Christy had sat on her bed. She sighed and looked at her mentor. “Dr. Ellis, please, what’s going on?”
“I’m sure you’ve probably heard the stories about what happened on a farm outside of Roswell, New Mexico, in July of nineteen-forty-seven. The official government report is that an experimental radar-reflective weather balloon crashed there. That report is completely fictitious.
“A UFO did crash there, but what even the UFO-buffs didn’t know was that it di
dn’t accidentally crash; it was shot down. The group that shot it down apologized for the disturbance, collected all the pieces of the ship, and departed.

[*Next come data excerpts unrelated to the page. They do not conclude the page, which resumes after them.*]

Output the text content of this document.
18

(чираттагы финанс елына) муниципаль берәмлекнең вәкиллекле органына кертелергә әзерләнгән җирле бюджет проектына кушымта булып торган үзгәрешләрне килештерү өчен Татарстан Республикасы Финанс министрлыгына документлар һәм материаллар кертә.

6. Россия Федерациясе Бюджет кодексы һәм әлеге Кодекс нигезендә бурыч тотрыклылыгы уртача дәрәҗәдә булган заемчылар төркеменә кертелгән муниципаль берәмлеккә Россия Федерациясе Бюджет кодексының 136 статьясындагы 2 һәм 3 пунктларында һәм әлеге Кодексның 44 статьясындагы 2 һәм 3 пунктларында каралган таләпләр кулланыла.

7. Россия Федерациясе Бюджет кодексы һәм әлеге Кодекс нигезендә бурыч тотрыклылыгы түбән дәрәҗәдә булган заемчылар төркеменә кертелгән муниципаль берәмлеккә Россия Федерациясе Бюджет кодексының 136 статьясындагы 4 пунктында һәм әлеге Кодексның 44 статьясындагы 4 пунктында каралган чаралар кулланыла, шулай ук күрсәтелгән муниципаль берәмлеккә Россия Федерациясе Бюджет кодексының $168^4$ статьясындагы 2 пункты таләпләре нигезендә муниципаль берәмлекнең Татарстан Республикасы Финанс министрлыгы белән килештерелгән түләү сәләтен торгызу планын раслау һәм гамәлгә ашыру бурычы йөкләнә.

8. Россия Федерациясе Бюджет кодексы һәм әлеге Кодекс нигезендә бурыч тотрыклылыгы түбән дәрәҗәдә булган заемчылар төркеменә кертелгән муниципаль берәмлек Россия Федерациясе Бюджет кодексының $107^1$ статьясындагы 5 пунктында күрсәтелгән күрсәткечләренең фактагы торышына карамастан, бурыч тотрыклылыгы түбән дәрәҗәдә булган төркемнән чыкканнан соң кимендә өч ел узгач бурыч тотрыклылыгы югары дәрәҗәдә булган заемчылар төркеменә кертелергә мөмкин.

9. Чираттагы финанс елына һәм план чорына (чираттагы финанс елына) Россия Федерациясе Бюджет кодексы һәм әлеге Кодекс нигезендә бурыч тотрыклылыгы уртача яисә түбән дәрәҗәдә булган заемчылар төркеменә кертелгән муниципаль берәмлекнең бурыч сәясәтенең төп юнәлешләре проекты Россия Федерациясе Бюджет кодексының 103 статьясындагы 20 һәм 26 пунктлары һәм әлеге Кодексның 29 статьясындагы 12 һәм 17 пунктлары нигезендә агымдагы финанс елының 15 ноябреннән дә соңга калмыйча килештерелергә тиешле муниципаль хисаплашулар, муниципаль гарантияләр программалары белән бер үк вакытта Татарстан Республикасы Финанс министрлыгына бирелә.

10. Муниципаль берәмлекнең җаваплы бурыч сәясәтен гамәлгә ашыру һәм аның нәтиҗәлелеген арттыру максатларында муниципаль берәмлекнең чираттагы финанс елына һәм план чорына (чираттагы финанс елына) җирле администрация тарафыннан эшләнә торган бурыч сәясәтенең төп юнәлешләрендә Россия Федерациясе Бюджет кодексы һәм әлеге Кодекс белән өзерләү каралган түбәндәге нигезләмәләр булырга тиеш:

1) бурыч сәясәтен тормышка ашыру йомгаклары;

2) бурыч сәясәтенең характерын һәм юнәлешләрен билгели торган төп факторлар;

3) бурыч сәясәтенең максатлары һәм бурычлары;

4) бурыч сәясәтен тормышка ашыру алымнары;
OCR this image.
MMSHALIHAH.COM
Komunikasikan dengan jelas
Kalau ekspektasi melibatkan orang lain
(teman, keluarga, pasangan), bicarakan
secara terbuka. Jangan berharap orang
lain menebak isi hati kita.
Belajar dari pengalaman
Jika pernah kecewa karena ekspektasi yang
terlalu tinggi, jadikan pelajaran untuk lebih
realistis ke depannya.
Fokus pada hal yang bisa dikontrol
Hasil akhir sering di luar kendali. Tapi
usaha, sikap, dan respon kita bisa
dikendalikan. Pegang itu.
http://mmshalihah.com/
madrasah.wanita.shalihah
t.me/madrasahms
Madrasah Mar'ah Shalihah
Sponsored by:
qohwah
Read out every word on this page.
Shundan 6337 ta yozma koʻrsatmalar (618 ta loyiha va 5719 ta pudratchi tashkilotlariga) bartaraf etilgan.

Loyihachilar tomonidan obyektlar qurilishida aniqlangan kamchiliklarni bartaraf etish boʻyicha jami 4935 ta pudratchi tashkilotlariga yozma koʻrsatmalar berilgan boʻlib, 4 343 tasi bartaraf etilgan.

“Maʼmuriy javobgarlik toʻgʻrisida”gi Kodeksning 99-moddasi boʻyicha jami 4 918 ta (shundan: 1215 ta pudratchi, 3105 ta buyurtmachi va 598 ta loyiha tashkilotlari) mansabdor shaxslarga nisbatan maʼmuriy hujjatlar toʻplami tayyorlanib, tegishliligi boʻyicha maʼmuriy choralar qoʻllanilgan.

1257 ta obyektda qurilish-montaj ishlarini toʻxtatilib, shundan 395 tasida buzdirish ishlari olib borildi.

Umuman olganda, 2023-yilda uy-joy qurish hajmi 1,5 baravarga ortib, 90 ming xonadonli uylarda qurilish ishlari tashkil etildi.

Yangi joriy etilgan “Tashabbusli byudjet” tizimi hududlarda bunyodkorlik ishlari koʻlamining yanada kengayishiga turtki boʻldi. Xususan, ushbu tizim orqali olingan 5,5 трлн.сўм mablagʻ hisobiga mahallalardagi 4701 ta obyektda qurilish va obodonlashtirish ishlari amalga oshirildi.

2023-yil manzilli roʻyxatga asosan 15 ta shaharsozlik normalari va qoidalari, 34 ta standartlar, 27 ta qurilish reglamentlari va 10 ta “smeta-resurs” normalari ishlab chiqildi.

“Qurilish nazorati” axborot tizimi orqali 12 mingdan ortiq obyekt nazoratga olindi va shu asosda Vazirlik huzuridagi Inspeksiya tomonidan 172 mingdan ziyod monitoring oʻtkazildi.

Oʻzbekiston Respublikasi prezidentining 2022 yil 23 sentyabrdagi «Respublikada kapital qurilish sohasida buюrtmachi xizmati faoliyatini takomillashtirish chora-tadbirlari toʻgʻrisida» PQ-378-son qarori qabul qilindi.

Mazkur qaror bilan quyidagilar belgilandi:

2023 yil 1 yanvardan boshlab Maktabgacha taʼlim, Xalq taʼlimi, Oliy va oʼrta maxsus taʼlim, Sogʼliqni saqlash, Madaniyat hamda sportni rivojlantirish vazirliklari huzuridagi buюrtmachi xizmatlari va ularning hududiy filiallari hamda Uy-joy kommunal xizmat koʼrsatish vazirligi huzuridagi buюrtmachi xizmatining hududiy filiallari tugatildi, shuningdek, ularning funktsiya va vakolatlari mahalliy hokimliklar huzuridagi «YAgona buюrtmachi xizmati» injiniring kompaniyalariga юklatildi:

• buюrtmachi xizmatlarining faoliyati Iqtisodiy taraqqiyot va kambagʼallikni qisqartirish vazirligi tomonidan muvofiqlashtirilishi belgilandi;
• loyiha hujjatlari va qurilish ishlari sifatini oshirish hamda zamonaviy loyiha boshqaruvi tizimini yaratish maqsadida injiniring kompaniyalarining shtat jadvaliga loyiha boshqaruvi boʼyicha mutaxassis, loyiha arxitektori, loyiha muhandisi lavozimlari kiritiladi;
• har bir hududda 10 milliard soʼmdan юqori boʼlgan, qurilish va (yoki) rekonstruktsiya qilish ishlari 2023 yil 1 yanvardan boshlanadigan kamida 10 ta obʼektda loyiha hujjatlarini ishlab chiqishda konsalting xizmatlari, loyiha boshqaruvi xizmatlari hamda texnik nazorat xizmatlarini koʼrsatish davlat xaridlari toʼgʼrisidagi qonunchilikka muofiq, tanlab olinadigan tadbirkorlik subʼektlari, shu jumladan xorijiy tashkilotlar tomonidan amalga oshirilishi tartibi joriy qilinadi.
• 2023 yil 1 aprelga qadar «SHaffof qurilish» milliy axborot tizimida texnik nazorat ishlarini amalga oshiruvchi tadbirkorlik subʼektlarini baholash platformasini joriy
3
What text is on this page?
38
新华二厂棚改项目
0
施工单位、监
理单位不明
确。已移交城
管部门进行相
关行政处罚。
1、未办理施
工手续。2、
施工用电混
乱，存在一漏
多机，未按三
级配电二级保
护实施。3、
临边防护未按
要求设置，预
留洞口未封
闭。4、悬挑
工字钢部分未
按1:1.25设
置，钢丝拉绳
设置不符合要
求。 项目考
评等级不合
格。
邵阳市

In a very short span of time, enough similar incidents occurred for the Sector Alliance to station a battle cruiser here, as well as to build a base on our moon.
“Harry Truman, Joseph Stalin, Winston Churchill and twenty or so other major world leaders met in a top secret summit with an Alliance ambassador to make agreements for us to assist in our own defense. What ended up happening was that most of the world leaders left, angered that the Alliance wouldn’t allow any of the governments to have exclusive control of the human portion of the defense. Before the Alliance Ambassador left us on our own to be invaded, enslaved or killed by the Aracnise Grand Hive, two senior generals, one American, and the other Soviet, snuck in to see him.
“Those three men, for the ambassador was human too, created an ultra secret, non-governmental group of scientists and soldiers to assist in this planet’s defense and possibly aid our protectors in their war. To this day we are still independent of any of the world’s governments, but we’ve grown quite a bit, and are capable of protecting our members from the more unsavory aspects of our elected public puppets,” he finished as he opened his briefcase and took out what looked like two thin books.
During his explanation, Carl had returned and taken his place by the door.
Christy was sitting there with her mouth hanging open, not sure if she should believe him or not. “Uh... so, what does that have to do with me? Dr. Ellis, you have got to know how outrageous this sounds.”
The older gentleman nodded agreement. “Yes, it does sound very farfetched. However, that doesn’t mean it’s not the truth. As for what that has to do with you; we would like to offer you and your future husband, Dr. Eric Cowan, a place with us. You are completely free to choose. You won’t be in ‘protective custody’; you’ll be free to leave at any time. If you have questions about something, ask. If you object to something we do, question it.”